Subject: Re: Xscale optimisations
To: None <Richard.Earnshaw@arm.com>
From: David Laight <firstname.lastname@example.org>
Date: 10/14/2003 18:07:09
> > Mmmm IIRC we only ever saw bursts of the memory bus for cache line writes.
> > (Although it wsn't me driving the analiser that day.)
> Hmm, yes, I suspect I was mistaken on that. The SA110 timing apps note
> does seem to confirm your observations.
yes - we were expecting to see burst writes, but didn't....
> > I know I got faster memcpy (on sa1100) by fetching the target buffer
> > into the data cache (an lda offset by a magic number would do the trick,
> > didn't stall since the target data was never used!)
> Which would be faster would probably depend on the relative
> sequential/non-sequential times and the number of words to be written to a
> line. Plus some compensation for the fact that other useful data will
> likely be cast out of the cache.
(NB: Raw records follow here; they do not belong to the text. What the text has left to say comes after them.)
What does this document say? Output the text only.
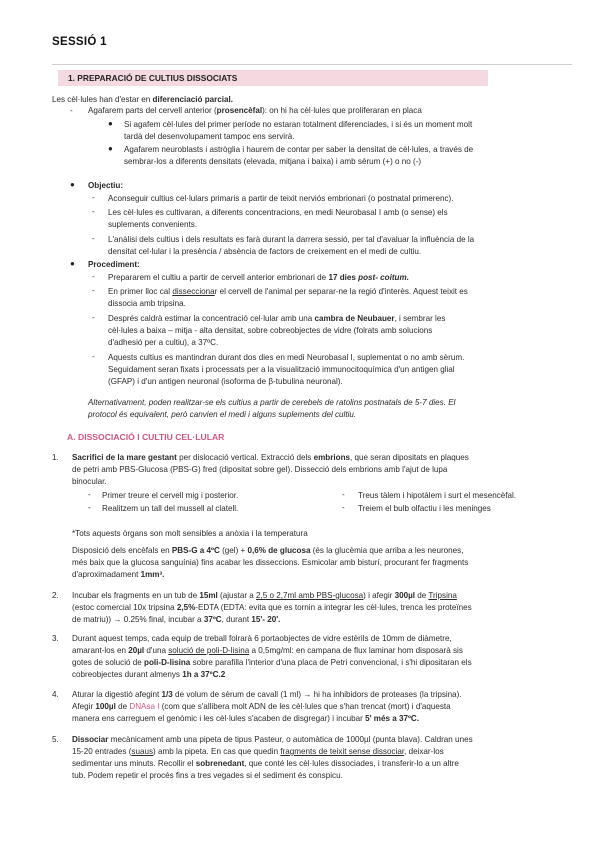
SESSIÓ 1
1. PREPARACIÓ DE CULTIUS DISSOCIATS
Les cèl·lules han d'estar en diferenciació parcial.
- Agafarem parts del cervell anterior (prosencèfal): on hi ha cèl·lules que proliferaran en placa
● Si agafem cèl·lules del primer període no estaran totalment diferenciades, i si és un moment molt
tardà del desenvolupament tampoc ens servirà.
● Agafarem neuroblasts i astròglia i haurem de contar per saber la densitat de cèl·lules, a través de
sembrar-los a diferents densitats (elevada, mitjana i baixa) i amb sèrum (+) o no (-)
● Objectiu:
- Aconseguir cultius cel·lulars primaris a partir de teixit nerviós embrionari (o postnatal primerenc).
- Les cèl·lules es cultivaran, a diferents concentracions, en medi Neurobasal I amb (o sense) els
suplements convenients.
- L'anàlisi dels cultius i dels resultats es farà durant la darrera sessió, per tal d'avaluar la influència de la
densitat cel·lular i la presència / absència de factors de creixement en el medi de cultiu.
● Procediment:
- Prepararem el cultiu a partir de cervell anterior embrionari de 17 dies post- coitum.
- En primer lloc cal disseccionar el cervell de l'animal per separar-ne la regió d'interès. Aquest teixit es
dissocia amb tripsina.
- Després caldrà estimar la concentració cel·lular amb una cambra de Neubauer, i sembrar les
cèl·lules a baixa – mitja - alta densitat, sobre cobreobjectes de vidre (folrats amb solucions
d'adhesió per a cultiu), a 37ºC.
- Aquests cultius es mantindran durant dos dies en medi Neurobasal I, suplementat o no amb sèrum.
Seguidament seran fixats i processats per a la visualització immunocitoquímica d'un antigen glial
(GFAP) i d'un antigen neuronal (isoforma de β-tubulina neuronal).
Alternativament, poden realitzar-se els cultius a partir de cerebels de ratolins postnatals de 5-7 dies. El
protocol és equivalent, però canvien el medi i alguns suplements del cultiu.
A. DISSOCIACIÓ I CULTIU CEL·LULAR
1. Sacrifici de la mare gestant per dislocació vertical. Extracció dels embrions, que seran dipositats en plaques
de petri amb PBS-Glucosa (PBS-G) fred (dipositat sobre gel). Dissecció dels embrions amb l'ajut de lupa
binocular.
- Primer treure el cervell mig i posterior.
- Realitzem un tall del mussell al clatell.
- Treus tàlem i hipotàlem i surt el mesencèfal.
- Treiem el bulb olfactiu i les meninges
*Tots aquests òrgans son molt sensibles a anòxia i la temperatura
Disposició dels encèfals en PBS-G a 4ºC (gel) + 0,6% de glucosa (és la glucèmia que arriba a les neurones,
més baix que la glucosa sanguínia) fins acabar les disseccions. Esmicolar amb bisturí, procurant fer fragments
d'aproximadament 1mm³.
2. Incubar els fragments en un tub de 15ml (ajustar a 2,5 o 2,7ml amb PBS-glucosa) i afegir 300µl de Tripsina
(estoc comercial 10x tripsina 2,5%-EDTA (EDTA: evita que es tornin a integrar les cèl·lules, trenca les proteïnes
de matriu)) → 0.25% final, incubar a 37ºC, durant 15'- 20'.
3. Durant aquest temps, cada equip de treball folrarà 6 portaobjectes de vidre estèrils de 10mm de diàmetre,
amarant-los en 20µl d'una solució de poli-D-lisina a 0,5mg/ml: en campana de flux laminar hom disposarà sis
gotes de solució de poli-D-lisina sobre parafilla l'interior d'una placa de Petri convencional, i s'hi dipositaran els
cobreobjectes durant almenys 1h a 37ºC.2
4. Aturar la digestió afegint 1/3 de volum de sèrum de cavall (1 ml) → hi ha inhibidors de proteases (la tripsina).
Afegir 100µl de DNAsa I (com que s'allibera molt ADN de les cèl·lules que s'han trencat (mort) i d'aquesta
manera ens carreguem el genòmic i les cèl·lules s'acaben de disgregar) i incubar 5' més a 37ºC.
5. Dissociar mecànicament amb una pipeta de tipus Pasteur, o automàtica de 1000µl (punta blava). Caldran unes
15-20 entrades (suaus) amb la pipeta. En cas que quedin fragments de teixit sense dissociar, deixar-los
sedimentar uns minuts. Recollir el sobrenedant, que conté les cèl·lules dissociades, i transferir-lo a un altre
tub. Podem repetir el procés fins a tres vegades si el sediment és conspicu.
It is believable that 2(N+7S) < 8N (ie
> 2.33 S < N) for many memory systems and thus that fetching a line into
> cache would most likely be more efficient than writing to memory that was
> out of the cache.
N = first, S = subsequent
> Actually, the DNARD PAL comments suggest it's more complicated than that:
> AFAICT a cache line fill will take 14 clock ticks and a line write 12
> clocks. 8 individual stores could take as many as 56 clocks, so there
> would be a clear win to pre-fetching the line (potentially a factor 4
> performance improvement).
We wre running with a 200MHz (ish) clock and:
.long DRAM_CTL /* MDCNFG - DRAM config */
.long 0x0c0c0c0f /* MDCAS0 - DRAM CAS wave form */
.long 0x0c0c0c0c /* MDCAS1 - DRAM CAS wave form */
.long 0xfffffffc /* MDCAS2 - DRAM CAS wave form */
#define DRAM_DE 0xf /* Enable banks 0 - 3 */
#define DRAM_DRAC 3 /* 12*10 drams */
#define DRAM_CDB2 0 /* CAS clock is DCLK */
#define DRAM_TRP 3 /* RAS precharge 30ns */
#define DRAM_TRASR 5 /* RAS width during refresh 60ns */
#define DRAM_TDL 3 /* number of cycles after CAS to latch data */
#define DRAM_DRI 368 /* number of cycles between DRAM refreshes */
#define DRAM_CTL ((DRAM_DRI << 17) | (DRAM_TDL << 15) | \
(DRAM_TRASR << 11) | (DRAM_TRP << 7) | \
(DRAM_CDB2 << 6) | (DRAM_DRAC << 4) | DRAM_DE)
but I no longer have the datasheets nor a system.
David Laight: email@example.com